Rogers did not respond to emails seeking comment.
Armijo was also unavailable for comment. During his tenure in the US attorney's office he was in charge of issues related to voter fraud in New Mexico. Iglesias said in an interview that he launched an in-depth investigation into claims of voter fraud in New Mexico and found the allegations to be “non-provable in court.” He said he is certain that his firing was due, in part, to the fact that he would not file criminal charges of voter fraud in New Mexico. Iglesias added that, based on evidence that had surfaced thus far and "Karl Rove's obsession with voter fraud issues throughout the country," he now believes GOP operatives had wanted him to go after Democratic-funded organizations in an attempt to swing the 2006 midterm elections to Republicans.
Last May, House Democrats released a transcript click here of an interview Congressional investigators had with one of Gonzales's senior Justice Department staffers, Matthew Friedrich, in which Friedrich recounted that over breakfast in November 2006, Rogers and Barnett told him they were frustrated about Iglesias's refusal to pursue cases of voter fraud and that they had spoken to Karl Rove and Domenici about having Iglesias fired.
"I remember them repeating basically what they had said before in terms of unhappiness with Dave Iglesias and the fact that this case hadn't gone anyplace," Friedrich said, according to a copy of the interview transcript. "It was clear to me that they did not want him to be the US attorney. And they mentioned that they had essentially ... they were sort of working towards that."

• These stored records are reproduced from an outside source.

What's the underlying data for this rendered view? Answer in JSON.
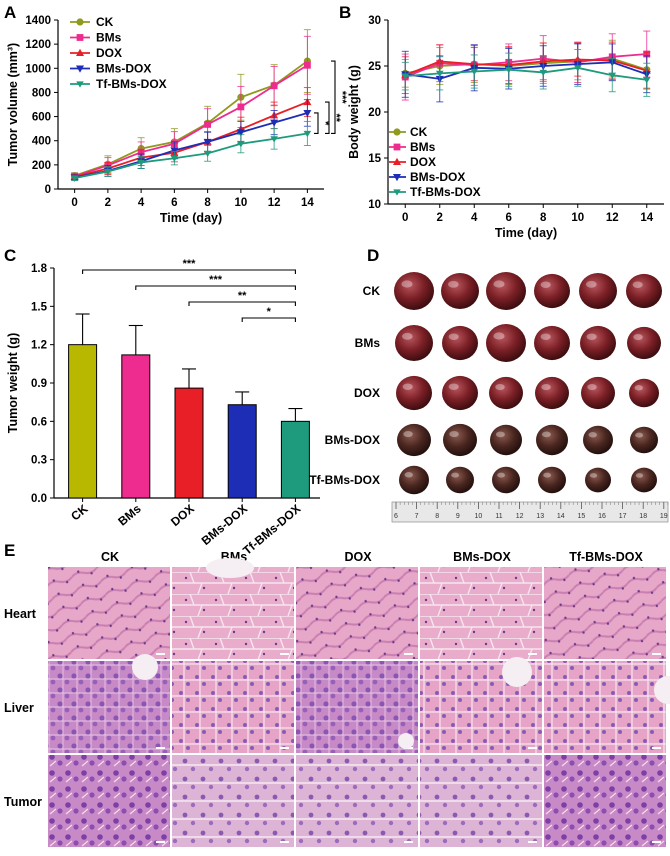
{
  "colors": {
    "CK": "#8f9a1e",
    "BMs": "#ee2b8f",
    "DOX": "#e81f27",
    "BMs-DOX": "#1d2db5",
    "Tf-BMs-DOX": "#1e9a7c",
    "barCK": "#b8b800"
  },
  "chart_data": [
    {
      "panel": "A",
      "type": "line",
      "xlabel": "Time (day)",
      "ylabel": "Tumor volume (mm³)",
      "x": [
        0,
        2,
        4,
        6,
        8,
        10,
        12,
        14
      ],
      "xlim": [
        -1,
        15
      ],
      "ylim": [
        0,
        1400
      ],
      "xticks": [
        "0",
        "2",
        "4",
        "6",
        "8",
        "10",
        "12",
        "14"
      ],
      "yticks": [
        "0",
        "200",
        "400",
        "600",
        "800",
        "1000",
        "1200",
        "1400"
      ],
      "series": [
        {
          "name": "CK",
          "values": [
            110,
            205,
            335,
            390,
            545,
            760,
            860,
            1060
          ],
          "err": [
            25,
            70,
            90,
            110,
            140,
            190,
            170,
            260
          ]
        },
        {
          "name": "BMs",
          "values": [
            105,
            195,
            305,
            375,
            535,
            680,
            855,
            1025
          ],
          "err": [
            25,
            65,
            85,
            100,
            130,
            170,
            160,
            240
          ]
        },
        {
          "name": "DOX",
          "values": [
            100,
            170,
            260,
            300,
            390,
            495,
            610,
            720
          ],
          "err": [
            20,
            50,
            65,
            75,
            85,
            100,
            110,
            120
          ]
        },
        {
          "name": "BMs-DOX",
          "values": [
            95,
            150,
            230,
            320,
            390,
            470,
            550,
            630
          ],
          "err": [
            20,
            45,
            60,
            70,
            80,
            90,
            100,
            110
          ]
        },
        {
          "name": "Tf-BMs-DOX",
          "values": [
            90,
            145,
            220,
            255,
            295,
            375,
            415,
            460
          ],
          "err": [
            20,
            40,
            50,
            55,
            65,
            75,
            85,
            100
          ]
        }
      ],
      "significance": [
        "***",
        "**",
        "*"
      ]
    },
    {
      "panel": "B",
      "type": "line",
      "xlabel": "Time (day)",
      "ylabel": "Body weight (g)",
      "x": [
        0,
        2,
        4,
        6,
        8,
        10,
        12,
        14
      ],
      "xlim": [
        -1,
        15
      ],
      "ylim": [
        10,
        30
      ],
      "xticks": [
        "0",
        "2",
        "4",
        "6",
        "8",
        "10",
        "12",
        "14"
      ],
      "yticks": [
        "10",
        "15",
        "20",
        "25",
        "30"
      ],
      "series": [
        {
          "name": "CK",
          "values": [
            24.2,
            25.0,
            25.2,
            25.0,
            25.3,
            25.5,
            25.8,
            24.6
          ],
          "err": [
            1.5,
            2.0,
            2.0,
            2.0,
            2.2,
            2.0,
            2.0,
            2.0
          ]
        },
        {
          "name": "BMs",
          "values": [
            23.8,
            25.3,
            25.1,
            25.4,
            25.8,
            25.4,
            26.0,
            26.3
          ],
          "err": [
            2.5,
            2.0,
            2.2,
            2.0,
            2.5,
            2.2,
            2.5,
            2.5
          ]
        },
        {
          "name": "DOX",
          "values": [
            24.0,
            25.5,
            25.2,
            25.1,
            25.5,
            25.7,
            25.6,
            24.5
          ],
          "err": [
            2.0,
            1.8,
            1.8,
            2.0,
            2.0,
            1.8,
            2.0,
            2.0
          ]
        },
        {
          "name": "BMs-DOX",
          "values": [
            24.1,
            23.6,
            24.8,
            24.7,
            25.0,
            25.2,
            25.4,
            24.1
          ],
          "err": [
            2.5,
            2.5,
            2.5,
            2.2,
            2.2,
            2.2,
            2.0,
            2.0
          ]
        },
        {
          "name": "Tf-BMs-DOX",
          "values": [
            23.9,
            24.2,
            24.4,
            24.6,
            24.3,
            24.8,
            24.0,
            23.5
          ],
          "err": [
            1.5,
            1.8,
            1.8,
            1.8,
            1.8,
            2.0,
            1.8,
            1.8
          ]
        }
      ],
      "legend": [
        "CK",
        "BMs",
        "DOX",
        "BMs-DOX",
        "Tf-BMs-DOX"
      ]
    },
    {
      "panel": "C",
      "type": "bar",
      "ylabel": "Tumor weight (g)",
      "ylim": [
        0,
        1.8
      ],
      "yticks": [
        "0.0",
        "0.3",
        "0.6",
        "0.9",
        "1.2",
        "1.5",
        "1.8"
      ],
      "categories": [
        "CK",
        "BMs",
        "DOX",
        "BMs-DOX",
        "Tf-BMs-DOX"
      ],
      "values": [
        1.2,
        1.12,
        0.86,
        0.73,
        0.6
      ],
      "err": [
        0.24,
        0.23,
        0.15,
        0.1,
        0.1
      ],
      "significance": [
        {
          "from": "CK",
          "to": "Tf-BMs-DOX",
          "label": "***"
        },
        {
          "from": "BMs",
          "to": "Tf-BMs-DOX",
          "label": "***"
        },
        {
          "from": "DOX",
          "to": "Tf-BMs-DOX",
          "label": "**"
        },
        {
          "from": "BMs-DOX",
          "to": "Tf-BMs-DOX",
          "label": "*"
        }
      ]
    }
  ],
  "panelD": {
    "letter": "D",
    "rows": [
      "CK",
      "BMs",
      "DOX",
      "BMs-DOX",
      "Tf-BMs-DOX"
    ],
    "ruler": [
      "6",
      "7",
      "8",
      "9",
      "10",
      "11",
      "12",
      "13",
      "14",
      "15",
      "16",
      "17",
      "18",
      "19"
    ]
  },
  "panelE": {
    "letter": "E",
    "cols": [
      "CK",
      "BMs",
      "DOX",
      "BMs-DOX",
      "Tf-BMs-DOX"
    ],
    "rows": [
      "Heart",
      "Liver",
      "Tumor"
    ]
  },
  "letters": {
    "A": "A",
    "B": "B",
    "C": "C"
  }
}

According to media reports, Rogers said he does not recall speaking to Rove about Iglesias.
Additionally, Barnett and Rogers met with Monica Goodling, the Justice Department's White House liaison, in June 2006 to complain that Iglesias's was ignoring voter fraud. Goodling's meeting with Rogers and Barnett took place at the urging of a colleague. Rogers also drafted a lengthy letter that he sent to Domenici detailing what he claimed were Iglesias's prosecutorial failures, Iglesias said he had been told.
Allen Weh, the New Mexico Republican party chairman, told McClatchy Newspapers in March that he urged Rove to use his influence to have Iglesias fired because Weh was unhappy with Iglesias's alleged refusal to bring criminal charges against Democrats in a voter fraud investigation.
Weh told McClatchy Newspapers that he followed up with Rove personally in late 2006 during a visit to the White House.
"Is anything ever going to happen to that guy?" Weh said he asked Rove at a White House holiday event that month, according to McClatchy's report.
"He's gone," Rove said, according to Weh.
"I probably said something close to 'Hallelujah,'" said Weh.
This chain-of-events trouble McKay who wrote in his law review article that former Attorney General Gonzales ultimately approved Iglesias's termination with the full knowledge that it was based on partisan politics.
Gonzales admitted "he took multiple phone calls from Domenici concerning [Iglesias], urging that he be replaced, and has admitted that [President Bush] spoke with him about the 'problems' with Iglesias," McKay wrote.